It`s true that there is a slight difference in the distances to the
optical and radio horizons. It`s not important because the effective
distance is inexact and varies with changes in atmospheric conditions.
For radio horizon, the geometric model is usually an earth 4/3 tha
actual. That`s where the 1.333 comes from. It would mean the earth
appears under normal conditions to be a little flatter than it is. Radio
range is increased a little over estimates based on a true geometric
model. Since a still atmosphere can cause layering of air temperatures,
refraction occurs sometimes in the early morning which bends radio waves
away from the earth.

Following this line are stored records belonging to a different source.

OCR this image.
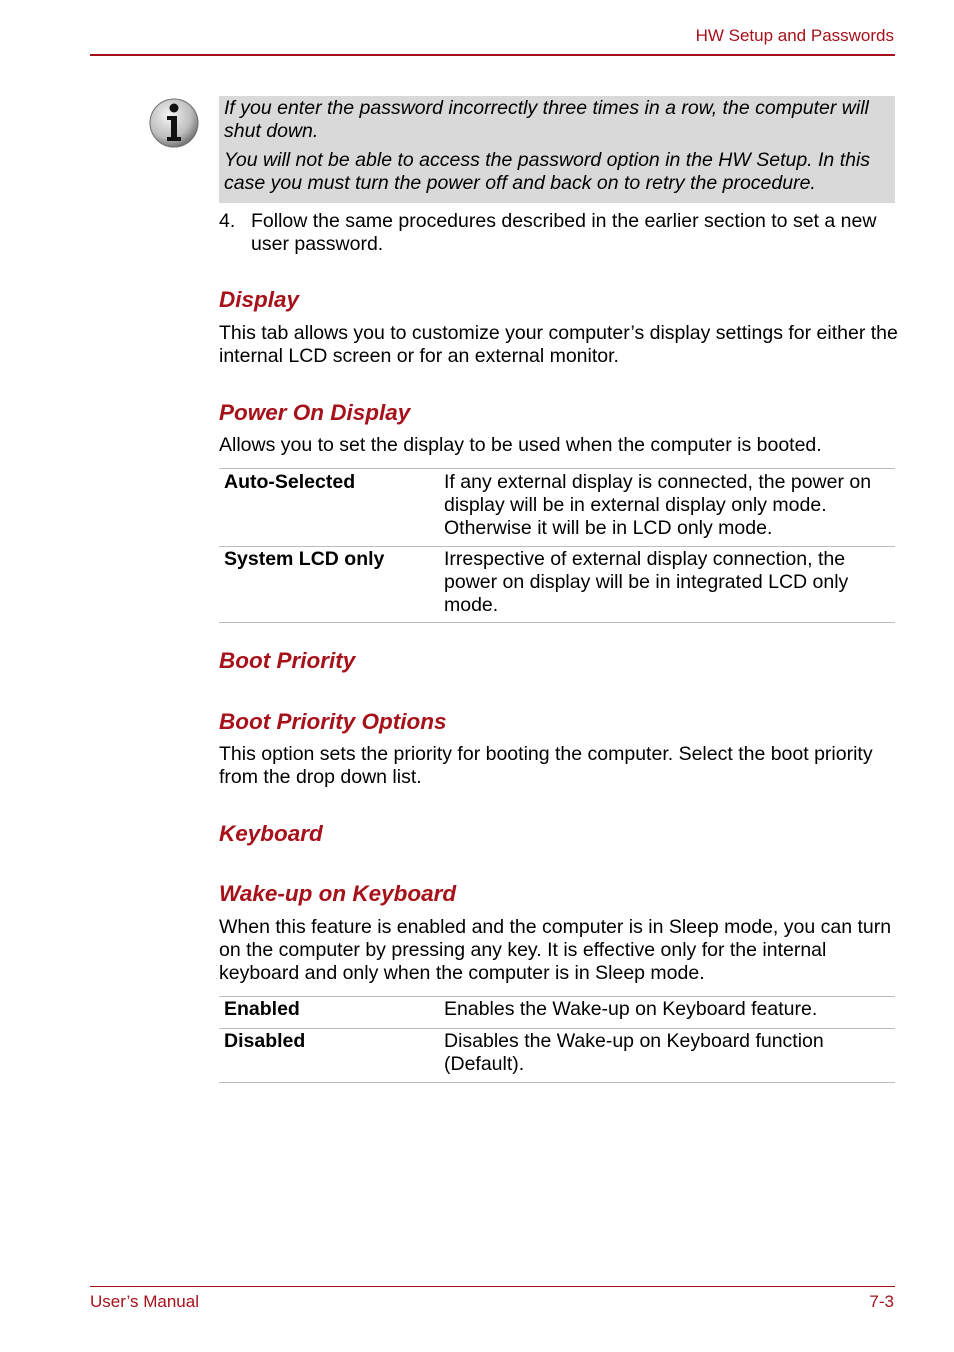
HW Setup and Passwords

If you enter the password incorrectly three times in a row, the computer will shut down.

You will not be able to access the password option in the HW Setup. In this case you must turn the power off and back on to retry the procedure.

4. Follow the same procedures described in the earlier section to set a new user password.
Display

This tab allows you to customize your computer’s display settings for either the internal LCD screen or for an external monitor.

Power On Display

Allows you to set the display to be used when the computer is booted.

Auto-Selected	If any external display is connected, the power on display will be in external display only mode. Otherwise it will be in LCD only mode.
System LCD only	Irrespective of external display connection, the power on display will be in integrated LCD only mode.
Boot Priority
Boot Priority Options

This option sets the priority for booting the computer. Select the boot priority from the drop down list.

Keyboard
Wake-up on Keyboard

When this feature is enabled and the computer is in Sleep mode, you can turn on the computer by pressing any key. It is effective only for the internal keyboard and only when the computer is in Sleep mode.

Enabled	Enables the Wake-up on Keyboard feature.
Disabled	Disables the Wake-up on Keyboard function (Default).
User’s Manual	7-3
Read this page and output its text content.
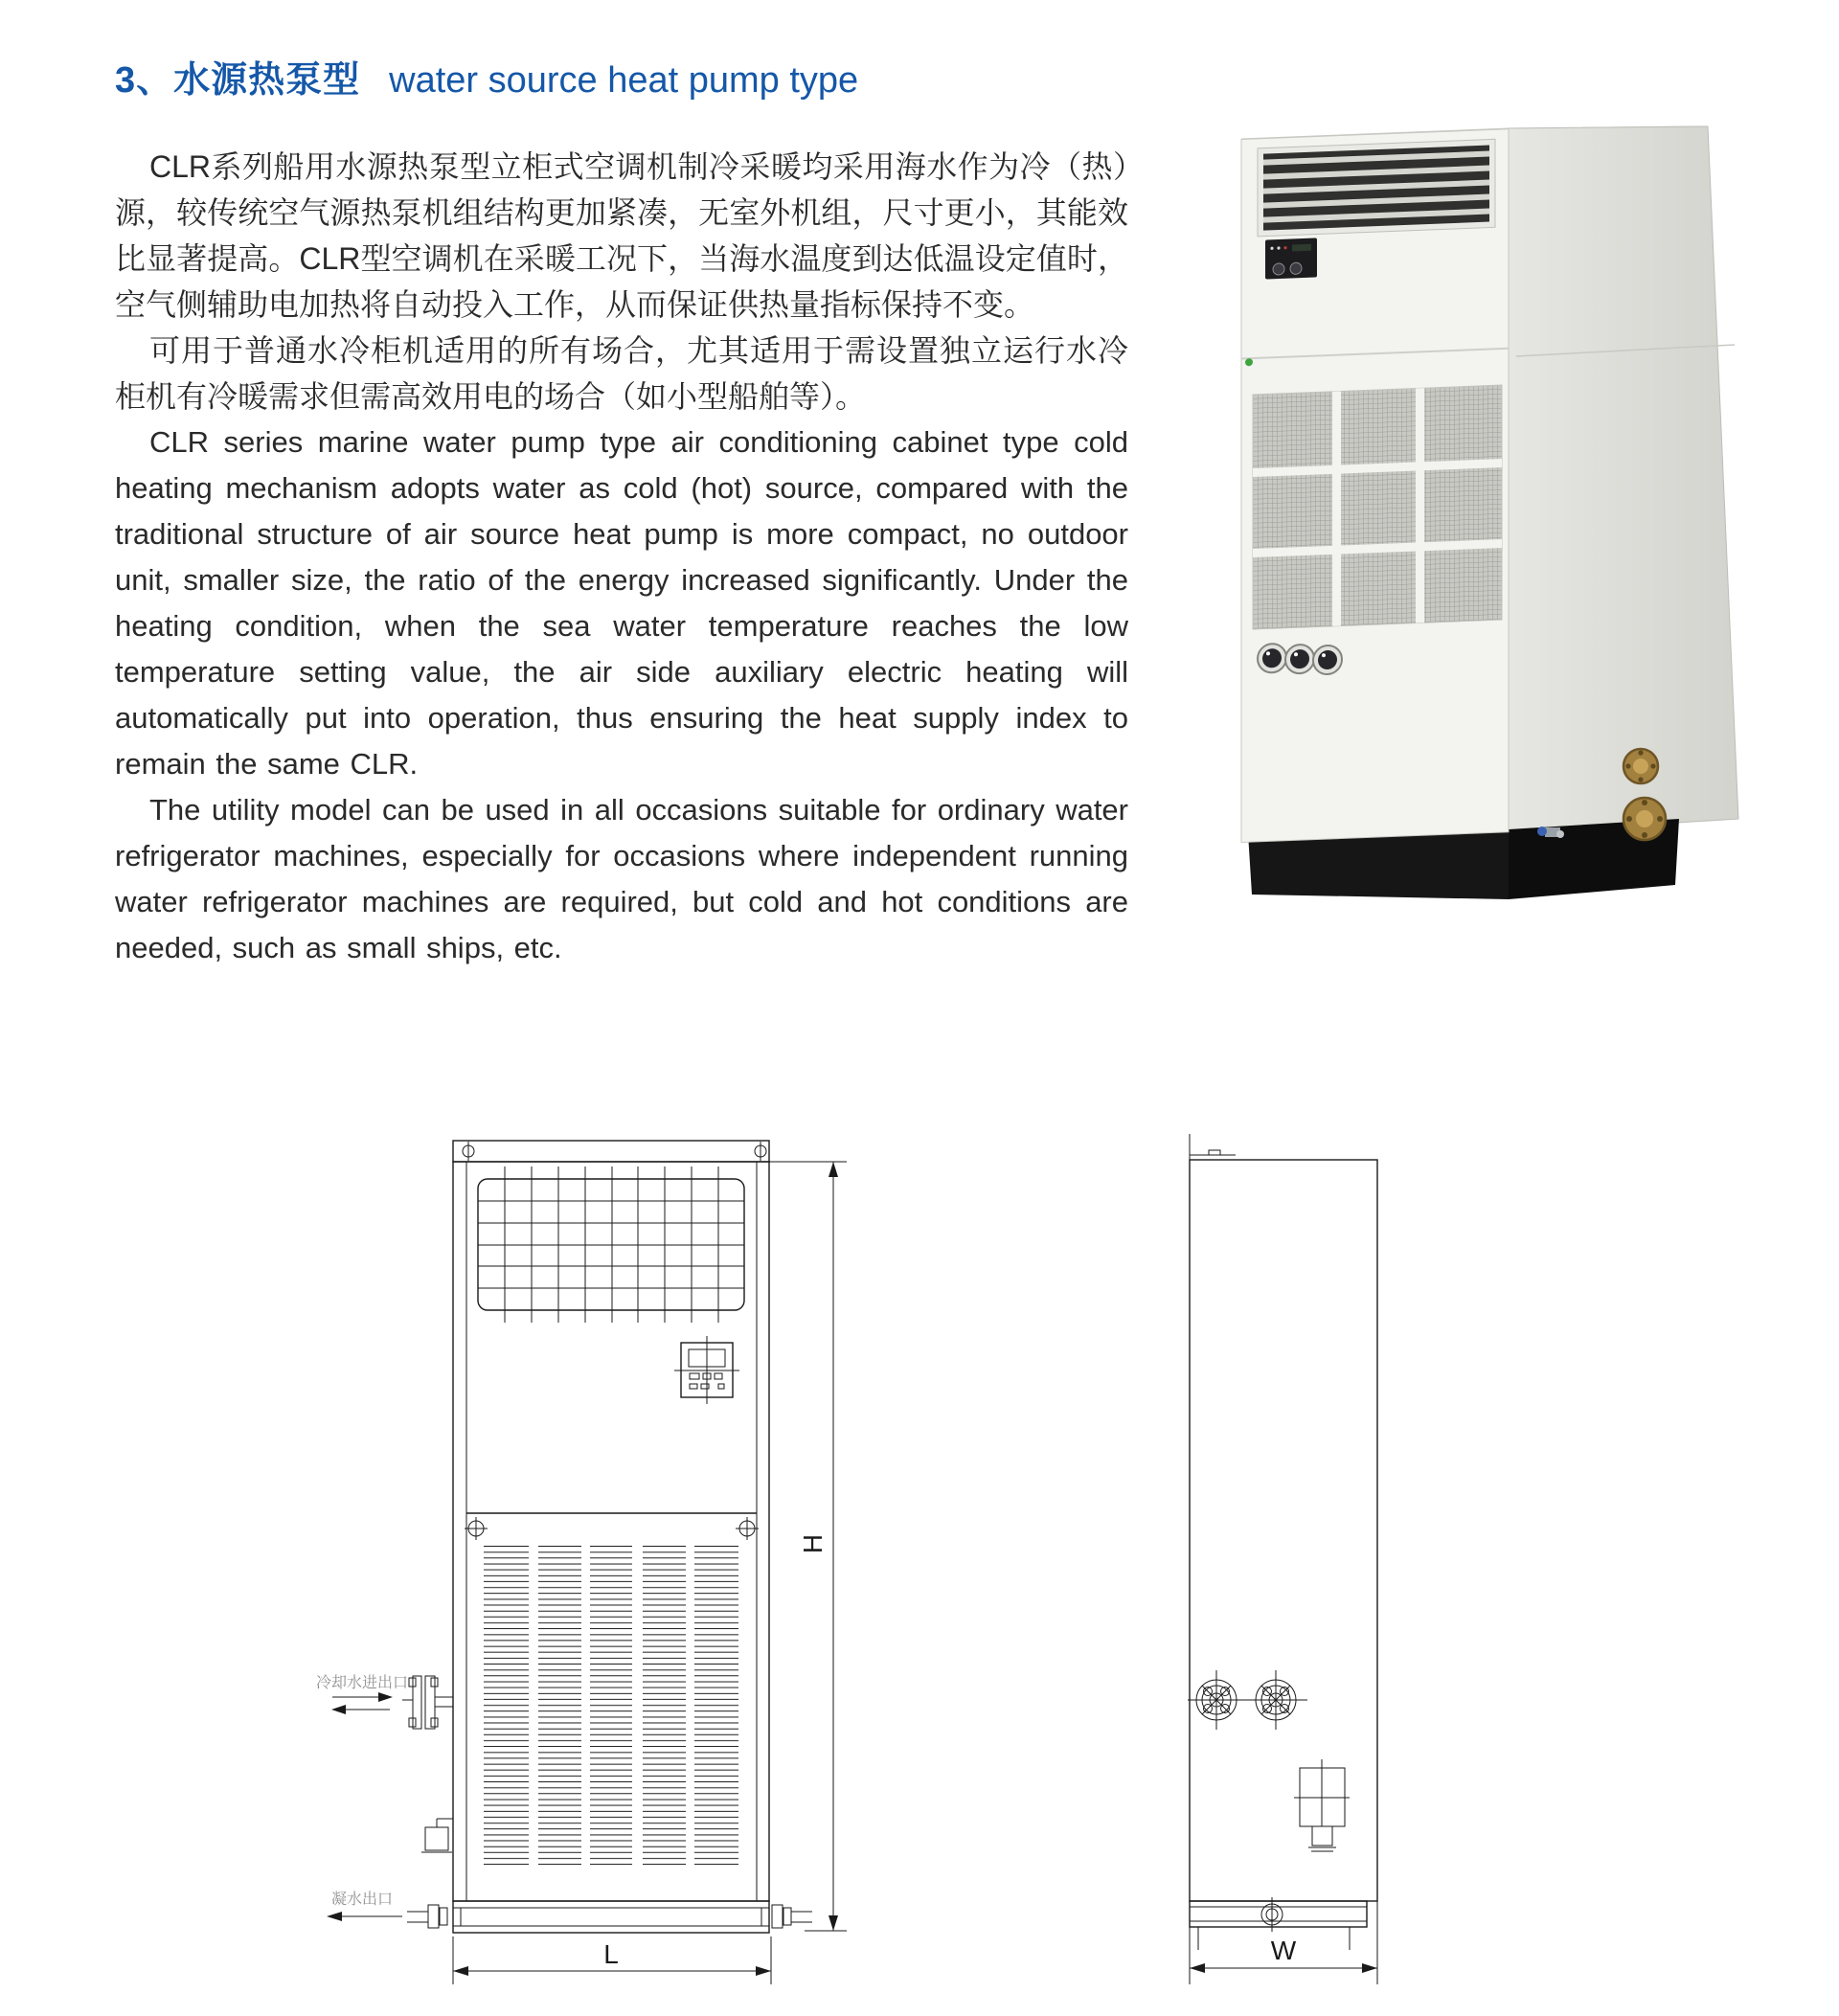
3、水源热泵型 water source heat pump type

CLR系列船用水源热泵型立柜式空调机制冷采暖均采用海水作为冷（热）源，较传统空气源热泵机组结构更加紧凑，无室外机组，尺寸更小，其能效比显著提高。CLR型空调机在采暖工况下，当海水温度到达低温设定值时，空气侧辅助电加热将自动投入工作，从而保证供热量指标保持不变。

可用于普通水冷柜机适用的所有场合，尤其适用于需设置独立运行水冷柜机有冷暖需求但需高效用电的场合（如小型船舶等）。

CLR series marine water pump type air conditioning cabinet type cold heating mechanism adopts water as cold (hot) source, compared with the traditional structure of air source heat pump is more compact, no outdoor unit, smaller size, the ratio of the energy increased significantly. Under the heating condition, when the sea water temperature reaches the low temperature setting value, the air side auxiliary electric heating will automatically put into operation, thus ensuring the heat supply index to remain the same CLR.

The utility model can be used in all occasions suitable for ordinary water refrigerator machines, especially for occasions where independent running water refrigerator machines are required, but cold and hot conditions are needed, such as small ships, etc.

冷却水进出口
凝水出口
L
H
W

To account for these misfortunes, designers of
sensitive radio services sometimes use an earth model which is only 2/3
the size of the actual earth so contact is kept under lousy
line-of-sight conditions.

Using the customary 4/3 smooth earth estimate, an easily remembered
formula emerges:
D = sq.rt. 2H

D is the distance to the horizon in miles.
H is the height of the antenna in feet.

You have an antenna at 200 feet.
The sq rt of 400 is 20 miles.

20 miles is the distance over a bare landscape that you can communicate
with an antenna at about ground level. If both antennas were at 200
feet, you might be able to communicate 40 miles at line-of-sight
frequencies. The estimate is usually very good.